Coffee's caffeine buzz evolved completely differently from that of tea and chocolate, a genetic analysis of the popular bean reveals, Science News reported on Thursday.
Researchers found the genome of Coffea canephora, the second-most cultivated species of coffee and a parent of C. arabica, the source of the world's best-selling cup of coffee. Within C. canephora's 11 chromosome pairs, the team found many repeated genes, including ones that produce caffeine. Such duplications may let organisms make more of those genes' products and make or better-functioning proteins.
Coffee's caffeine genes are in a distinct group, unlike the genes that encode caffeine-synthesizing enzymes in tea and cacao plants, which are closely related, the researchers reported. That finding demonstrates that caffeine production evolved at least twice.
Caffeine synthesis gave coffee grounds for evolutionary prosperity, the researchers say. The jolting chemical fends off insect pests in leaves; in fruit and seeds, it delays other plant species' germination.

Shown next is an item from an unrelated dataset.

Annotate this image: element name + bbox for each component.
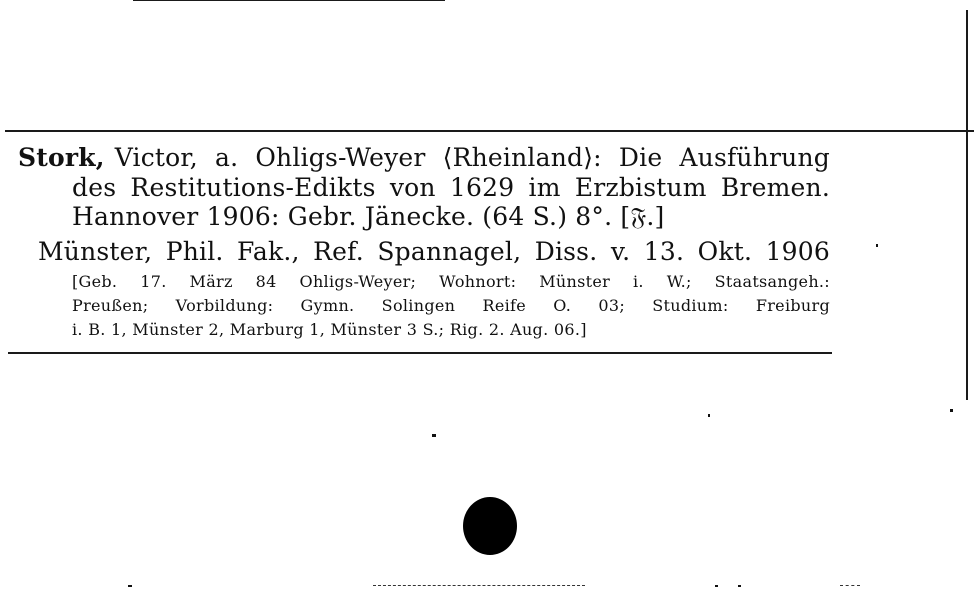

With roughly 2.25 billion cups drank every day worldwide, more than 8.7 million tons of coffee were produced last year alone. Production and export are a multibillion-dollar business, employing millions of people in more than 50 countries. It is vital to the economies of many developing countries as a tropical and subtropical crop.

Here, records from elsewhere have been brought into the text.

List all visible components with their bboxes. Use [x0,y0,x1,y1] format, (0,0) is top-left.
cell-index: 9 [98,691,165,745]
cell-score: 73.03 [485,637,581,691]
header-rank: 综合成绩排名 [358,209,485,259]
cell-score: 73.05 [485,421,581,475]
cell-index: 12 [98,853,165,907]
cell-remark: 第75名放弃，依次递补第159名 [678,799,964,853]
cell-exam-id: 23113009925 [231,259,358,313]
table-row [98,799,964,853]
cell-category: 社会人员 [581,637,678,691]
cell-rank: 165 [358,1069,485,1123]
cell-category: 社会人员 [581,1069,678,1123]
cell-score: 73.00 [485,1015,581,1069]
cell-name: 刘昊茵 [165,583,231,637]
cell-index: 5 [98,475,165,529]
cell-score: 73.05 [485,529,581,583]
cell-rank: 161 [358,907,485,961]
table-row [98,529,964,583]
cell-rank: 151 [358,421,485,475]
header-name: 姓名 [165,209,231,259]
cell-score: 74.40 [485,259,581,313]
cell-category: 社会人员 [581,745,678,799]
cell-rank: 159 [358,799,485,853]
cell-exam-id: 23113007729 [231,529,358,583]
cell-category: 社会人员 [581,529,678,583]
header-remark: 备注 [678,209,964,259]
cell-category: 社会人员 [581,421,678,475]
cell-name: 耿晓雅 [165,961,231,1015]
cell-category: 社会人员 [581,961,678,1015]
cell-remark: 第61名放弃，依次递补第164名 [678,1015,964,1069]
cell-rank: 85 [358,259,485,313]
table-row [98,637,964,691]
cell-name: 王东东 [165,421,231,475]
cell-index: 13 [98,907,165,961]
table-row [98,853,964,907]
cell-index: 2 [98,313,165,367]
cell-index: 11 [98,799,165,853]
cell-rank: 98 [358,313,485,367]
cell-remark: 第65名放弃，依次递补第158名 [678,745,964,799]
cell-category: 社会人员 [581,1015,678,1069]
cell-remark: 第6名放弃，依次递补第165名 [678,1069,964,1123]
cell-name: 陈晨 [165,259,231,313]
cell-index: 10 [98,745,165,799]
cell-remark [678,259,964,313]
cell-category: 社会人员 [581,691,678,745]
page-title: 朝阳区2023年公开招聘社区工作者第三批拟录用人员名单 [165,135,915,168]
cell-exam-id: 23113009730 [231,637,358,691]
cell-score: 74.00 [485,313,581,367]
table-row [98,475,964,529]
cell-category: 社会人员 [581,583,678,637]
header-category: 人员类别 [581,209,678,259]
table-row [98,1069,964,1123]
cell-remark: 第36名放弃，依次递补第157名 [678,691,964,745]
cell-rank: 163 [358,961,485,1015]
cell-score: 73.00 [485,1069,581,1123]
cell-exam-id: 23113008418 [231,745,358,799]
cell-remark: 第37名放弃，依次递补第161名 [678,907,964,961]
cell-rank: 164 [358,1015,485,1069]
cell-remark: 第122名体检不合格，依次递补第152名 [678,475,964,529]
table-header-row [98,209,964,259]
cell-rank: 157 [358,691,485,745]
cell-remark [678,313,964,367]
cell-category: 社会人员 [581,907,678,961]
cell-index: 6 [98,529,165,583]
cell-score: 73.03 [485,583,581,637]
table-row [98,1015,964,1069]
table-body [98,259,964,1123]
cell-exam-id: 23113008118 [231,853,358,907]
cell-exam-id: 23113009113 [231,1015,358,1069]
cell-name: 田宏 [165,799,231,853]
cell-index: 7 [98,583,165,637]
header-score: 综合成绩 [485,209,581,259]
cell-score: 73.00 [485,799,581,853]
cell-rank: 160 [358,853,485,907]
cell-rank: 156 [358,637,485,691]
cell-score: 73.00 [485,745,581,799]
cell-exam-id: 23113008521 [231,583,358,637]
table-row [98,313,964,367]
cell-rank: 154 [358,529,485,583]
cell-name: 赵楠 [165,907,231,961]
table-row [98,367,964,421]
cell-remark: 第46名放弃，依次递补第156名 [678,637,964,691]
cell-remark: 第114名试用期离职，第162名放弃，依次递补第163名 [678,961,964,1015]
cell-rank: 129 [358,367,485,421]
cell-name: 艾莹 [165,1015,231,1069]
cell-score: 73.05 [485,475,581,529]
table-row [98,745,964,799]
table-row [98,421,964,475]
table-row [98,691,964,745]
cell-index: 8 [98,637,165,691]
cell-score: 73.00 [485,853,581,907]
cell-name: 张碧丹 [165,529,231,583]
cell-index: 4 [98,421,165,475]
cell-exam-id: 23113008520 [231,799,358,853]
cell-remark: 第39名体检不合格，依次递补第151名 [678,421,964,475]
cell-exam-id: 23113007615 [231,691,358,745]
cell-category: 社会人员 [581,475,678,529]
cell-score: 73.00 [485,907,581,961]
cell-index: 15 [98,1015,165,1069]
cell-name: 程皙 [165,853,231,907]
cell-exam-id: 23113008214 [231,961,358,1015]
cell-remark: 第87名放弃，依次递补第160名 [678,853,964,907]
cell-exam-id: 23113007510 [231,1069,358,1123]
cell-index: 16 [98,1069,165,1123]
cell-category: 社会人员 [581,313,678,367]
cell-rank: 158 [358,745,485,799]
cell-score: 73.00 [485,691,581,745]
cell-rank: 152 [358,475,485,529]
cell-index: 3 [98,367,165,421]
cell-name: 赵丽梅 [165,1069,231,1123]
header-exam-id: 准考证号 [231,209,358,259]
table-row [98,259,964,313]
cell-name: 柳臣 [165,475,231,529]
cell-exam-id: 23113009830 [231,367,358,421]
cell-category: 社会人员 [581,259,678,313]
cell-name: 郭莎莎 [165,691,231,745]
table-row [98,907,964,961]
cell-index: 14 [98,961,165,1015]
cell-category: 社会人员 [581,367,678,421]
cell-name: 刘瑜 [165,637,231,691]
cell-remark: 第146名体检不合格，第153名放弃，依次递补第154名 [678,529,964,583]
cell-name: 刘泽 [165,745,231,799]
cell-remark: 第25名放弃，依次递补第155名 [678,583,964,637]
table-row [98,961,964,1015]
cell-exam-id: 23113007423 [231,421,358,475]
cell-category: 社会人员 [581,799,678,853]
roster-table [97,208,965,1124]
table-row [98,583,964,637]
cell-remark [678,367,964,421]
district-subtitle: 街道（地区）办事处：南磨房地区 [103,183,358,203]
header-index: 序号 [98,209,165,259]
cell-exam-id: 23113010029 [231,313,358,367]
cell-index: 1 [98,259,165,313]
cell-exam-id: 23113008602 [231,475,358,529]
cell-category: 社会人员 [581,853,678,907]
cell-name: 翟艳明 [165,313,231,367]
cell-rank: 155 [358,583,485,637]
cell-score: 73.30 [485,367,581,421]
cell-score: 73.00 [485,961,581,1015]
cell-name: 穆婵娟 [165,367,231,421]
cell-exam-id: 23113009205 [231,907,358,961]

"Coffee is as important to everyday early risers as it is to the global economy," another researcher, Philippe Lashermes of the French Institute of Research for Development, told Reuters.
Plant genomist Victor Albert said the coffee genome is of average size for a plant. It had about 25,500 genes responsible for different proteins.
Scientists have debated why coffee and some other plants began their outsize caffeine production.
Albert said it could get pollinators to come back again and again - like people to their favorite coffee store - or stop herbivorous insects from eating the plant's leaves. When the leaves fall to the forest floor, caffeine and other compounds may bleed into the soil and possibly inhibit the germination of the seeds of other competing plant species, he added.